シャンシュン国 

 古代の歴史的文献に引用されるシャンシュン王国は3つの地域から成っていた。すなわち外シャンシュン(sgo pa)と内シャンシュン(phug pa)、中央シャンシュン(bar pa)である。

 これらの地域がどこを含むか、さまざまな異なる意見があるが、私見ではダトゥン・カルサン・テンペ・ギャルツェン(dBra ston sKal bzang bstan pa’i rgyal mtshan)のニェルコイ・ナンバ(Nyer mkho’i snang ba)の分析がもっとも当を得ている。

彼の論文によれば、内シャンシュンにはカイラス山(Ti se)から歩いて3か月の距離の地域まで含むという。そして当地域は32の区域から成り、メサク(Me sag)のパルシク(Par sig)やバダクシャン(Bha dag shan)、バラク(Bha lag)などが含まれるという。

 中央シャンシュンは実際の地域トゥンガリ・コルスム(sTod mNga’ ris skor gsum)、あるいはンガリ3区に相当する。これは湖区のマルユル(Mar yul)、スレート山地域のグゲ(Gu ge)、雪山地域のプラン(Pu hrang)のことである。

 外シャンシュンはメキシェレギャカル(sMad kyi she le rgya skar)として知られるキュンポ(Khyung po)地区とアムド・トゥパ(A mdo stod pa)からングザガン(rNgu rdza sgang)にかけての地域である。

 内シャンシュンと外シャンシュンはシャンシュン国の支配下にあり、シャンシュンという名が冠されているにもかかわらず、古代文献に引用される都や支配者の玉座のある場所は、中央シャンシュンの地域内に位置する。有名な「角(つの)の冠をかぶった18の王」の都、すなわちカイラス山の前のギャンリ・ユロ・ジョンパ(rGyangs ri g.yu lo ljong pa)の要塞やキュンルン、プマルレン(Pu mar hreng)、ツィナ(Tsi na)、タロク(Ta rog)、タゴ(sTag sgo)、カユク(Kha yug)、ルトク(Ru thog)、ラダク(La dwags)などはみな中央シャンシュンにあるのだ。こうしたことから中央シャンシュンは王国全体のなかの核となる地域であり、歴史的にもきわめて重要であることはまちがいない。

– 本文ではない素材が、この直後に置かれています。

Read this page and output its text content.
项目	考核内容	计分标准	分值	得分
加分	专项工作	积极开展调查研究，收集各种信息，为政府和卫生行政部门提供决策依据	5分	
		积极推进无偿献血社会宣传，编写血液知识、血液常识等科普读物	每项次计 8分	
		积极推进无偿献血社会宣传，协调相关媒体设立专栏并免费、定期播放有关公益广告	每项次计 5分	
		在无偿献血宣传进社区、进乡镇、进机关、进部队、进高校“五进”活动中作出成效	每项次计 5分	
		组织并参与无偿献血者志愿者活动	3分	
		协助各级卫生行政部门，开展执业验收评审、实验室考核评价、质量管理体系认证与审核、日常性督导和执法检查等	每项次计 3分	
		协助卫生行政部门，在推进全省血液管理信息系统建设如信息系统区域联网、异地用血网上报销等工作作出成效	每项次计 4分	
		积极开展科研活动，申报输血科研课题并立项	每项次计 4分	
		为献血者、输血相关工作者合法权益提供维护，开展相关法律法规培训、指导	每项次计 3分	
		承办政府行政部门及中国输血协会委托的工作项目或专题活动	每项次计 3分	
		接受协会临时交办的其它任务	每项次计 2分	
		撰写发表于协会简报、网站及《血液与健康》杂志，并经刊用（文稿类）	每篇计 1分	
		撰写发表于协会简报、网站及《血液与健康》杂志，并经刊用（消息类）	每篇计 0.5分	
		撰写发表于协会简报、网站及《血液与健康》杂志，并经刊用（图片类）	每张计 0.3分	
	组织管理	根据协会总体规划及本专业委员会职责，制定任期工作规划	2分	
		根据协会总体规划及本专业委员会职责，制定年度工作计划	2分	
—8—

 古代より中央シャンシュンは3つの地理的特性で知られていた。たとえば「水晶のストゥーパ」カイラス山のような、さまざまなサイズの雪を冠った山々に、あるいはタクリダボ山(虎模様の山 sTag ri khra bo)のような、さまざまな高さの山々に、もしくはマナサロワル湖(Ma pham)のような、さまざまな広さの湖(gang ri mtsho fsom)に飾られていて、その特性から「雪を冠った峰々、山々、湖群の地」と称されてきた。

 とりわけカイラス山は世界の中心と考えられ、マナサロワル湖は4つの大河の源とみなされてきた。河は西や東へ、そしてインドへと流れた。古代の物語はこの山が人類の起源地であり、無数の文化発祥の地であると謳ってきた。この地がそれほどまでも重要であることはあきらかだった。